“There is flattery in friendship.”
– William Shakespeare
The syntax for the Quantile function
QUANTILE (<partitions>, <column-name> ,<sort-key> [DESC | ASC])
[QUALIFY QUANTILE (<column-name>) {< | > | = | <= | >=} <number-of-rows>]
A Quantile is used to divide rows into a number of categories or grouping of roughly the same number of rows in each group. The percentile is the QUANTILE most commonly used in business. This means that the request is based on a value of 100 for the number of partitions. It is also possible to have quartiles (based on 4), tertiles (based on 3) and deciles (based on 10).
By default, both the QUANTILE column and the QUANTILE value itself will be output in ascending sequence. As in some cases, the ORDER BY clause may be used to reorder the output for display. Here the order of the output does not change the meaning of the output, unlike a summation where the values are being added together and all need to appear in the proper sequence.
This example determines the percentile for every row in the Sales
table based on the daily sales amount and sorts it into sequence
by the value being categorized, which here is daily sales.
SELECT Product_ID, Sale_Date, Daily_Sales
,QUANTILE (100, Daily_Sales ) AS "Quantile"
FROM Sales_Table
WHERE Product_ID < 3000
AND Sale_Date > 1000930 ;
Notice that the amount of 32800.50 in the first two rows has the same percentile value. They are the same value and will therefore be put into the same partition.
SELECT Product_ID ,Sale_Date ,Daily_Sales
,QUANTILE (100, Daily_Sales , Sale_Date DESC ) AS "Quantile"
FROM Sales_Table
WHERE Product_ID < 3000
AND Sale_Date >= 1000930 ;
Notice the first two rows. This is because the Sale date DESC, impacts the first two rows. Why? Since these rows have the same value, it uses the Sale_Date column as a tiebreaker for the sequencing and makes them different from each other. Hence, they are assigned to different values in different partitions.
This example uses a QUALIFY to show only
products that sell in the top 60 Percentile
SELECT Product_ID, Sale_Date, Daily_Sales
,QUANTILE (100, Daily_Sales, Sale_Date ) as "Percentile"
FROM Sales_Table
QUALIFY "Percentile" >= 60 ;
Like the aggregate functions, OLAP functions must read all required rows before performing their operation. Therefore, the WHERE clause cannot be used. Where the aggregates use HAVING, the OLAP functions uses QUALIFY. The QUALIFY evaluates the result to determine which ones to return.

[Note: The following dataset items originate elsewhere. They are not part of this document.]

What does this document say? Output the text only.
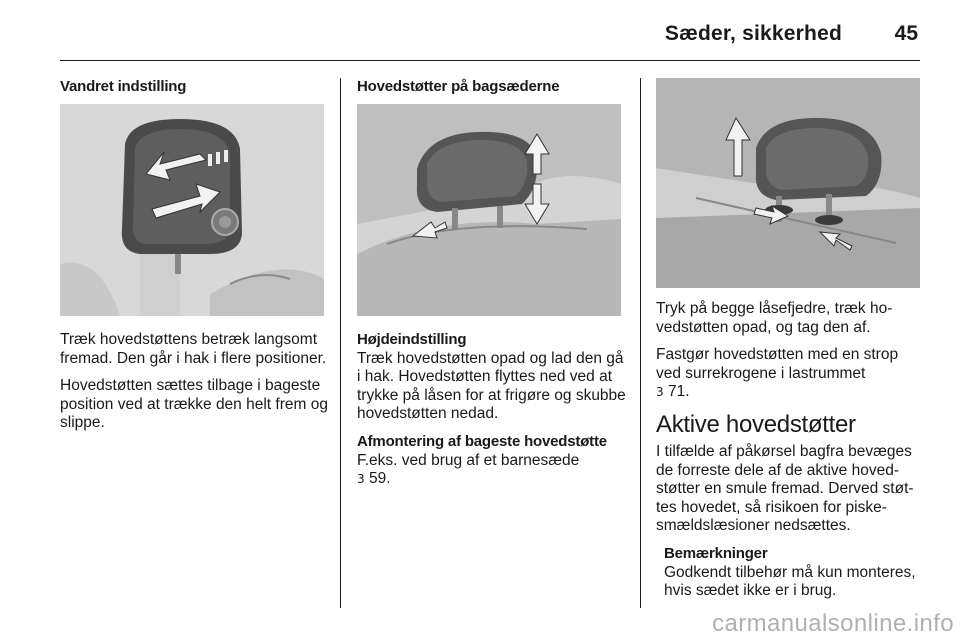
Sæder, sikkerhed	45
Vandret indstilling

Træk hovedstøttens betræk langsomt fremad. Den går i hak i flere positioner.

Hovedstøtten sættes tilbage i bageste position ved at trække den helt frem og slippe.

Hovedstøtter på bagsæderne
Højdeindstilling

Træk hovedstøtten opad og lad den gå i hak. Hovedstøtten flyttes ned ved at trykke på låsen for at frigøre og skubbe hovedstøtten nedad.

Afmontering af bageste hovedstøtte

F.eks. ved brug af et barnesæde
3 59.

Tryk på begge låsefjedre, træk hovedstøtten opad, og tag den af.

Fastgør hovedstøtten med en strop ved surrekrogene i lastrummet
3 71.

Aktive hovedstøtter

I tilfælde af påkørsel bagfra bevæges de forreste dele af de aktive hovedstøtter en smule fremad. Derved støttes hovedet, så risikoen for piskesmældslæsioner nedsættes.

Bemærkninger
Godkendt tilbehør må kun monteres, hvis sædet ikke er i brug.
carmanualsonline.info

SELECT Product_ID, Sale_Date, Daily_Sales
,QUANTILE (100, Daily_Sales, Sale_Date ) as "Percentile"
FROM Sales_Table
QUALIFY "Percentile" >= 70
ORDER BY "percentile" DESC ;
The ORDER BY changes the sequence of the rows being listed, not the meaning of the percentile. The above functions both determined that the highest number in the column is the highest percentile. The data value sequence ascends as the percentile ascends or descends as the percentile descends. When the sort in the QUANTILE function is changed to ASC the data value sequence changes to ascend as the percentile descends. The sequence of the percentile does not change, but the data value sequence is changed to ascend (ASC) instead of the default, which is to descend (DESC).
SELECT Product_ID ,Sale_Date, Daily_Sales
,QUANTILE (100, Daily_Sales ASC, Sale_Date)
as "Percentile"
FROM Sales_Table
QUALIFY "Percentile" >= 70 ;
The example SELECT above uses the ASC to cause the data values to go contradictory to the percentile.
SELECT Product_ID, Sale_Date, Daily_Sales
,QUANTILE (100, Daily_Sales ASC, Sale_Date ASC)
as "Percentile"
FROM Sales_Table
QUALIFY "Percentile" >= 70 ;
The next SELECT modifies the above query to incorporate the sale date as a tiebreaker and reverse the ordering for the two rows with sales of $32,800.50.
SELECT Product_ID, Sale_Date, Daily_Sales
,QUANTILE (4, Daily_Sales , Sale_Date ) AS "Quartiles"
FROM Sales_Table WHERE Product_ID in (1000, 2000) ;
Instead of 100 the example above uses a quartile (QUANTILE based on 4 partitions).
SELECT Product_ID, Sale_Date, Daily_Sales
,QUANTILE (4, Daily_Sales , Sale_Date ) AS "Quartiles"
FROM Sales_Table WHERE Product_ID = 1000;
Assigning a different value to the <partitions> indicator of the QUANTILE function changes the number of partitions established. Each Quantile partition is assigned a number starting at 0 increasing to a value that is one less than the partition number specified. So, with a Quantile of 4 the partitions are 0 through 3 and for 10, the partitions are assigned 0 through 9. Then, all the rows are distributed as evenly as possible into each partition from highest to lowest values. Normally, extra rows with the lowest value begin back in the lowest numbered partitions.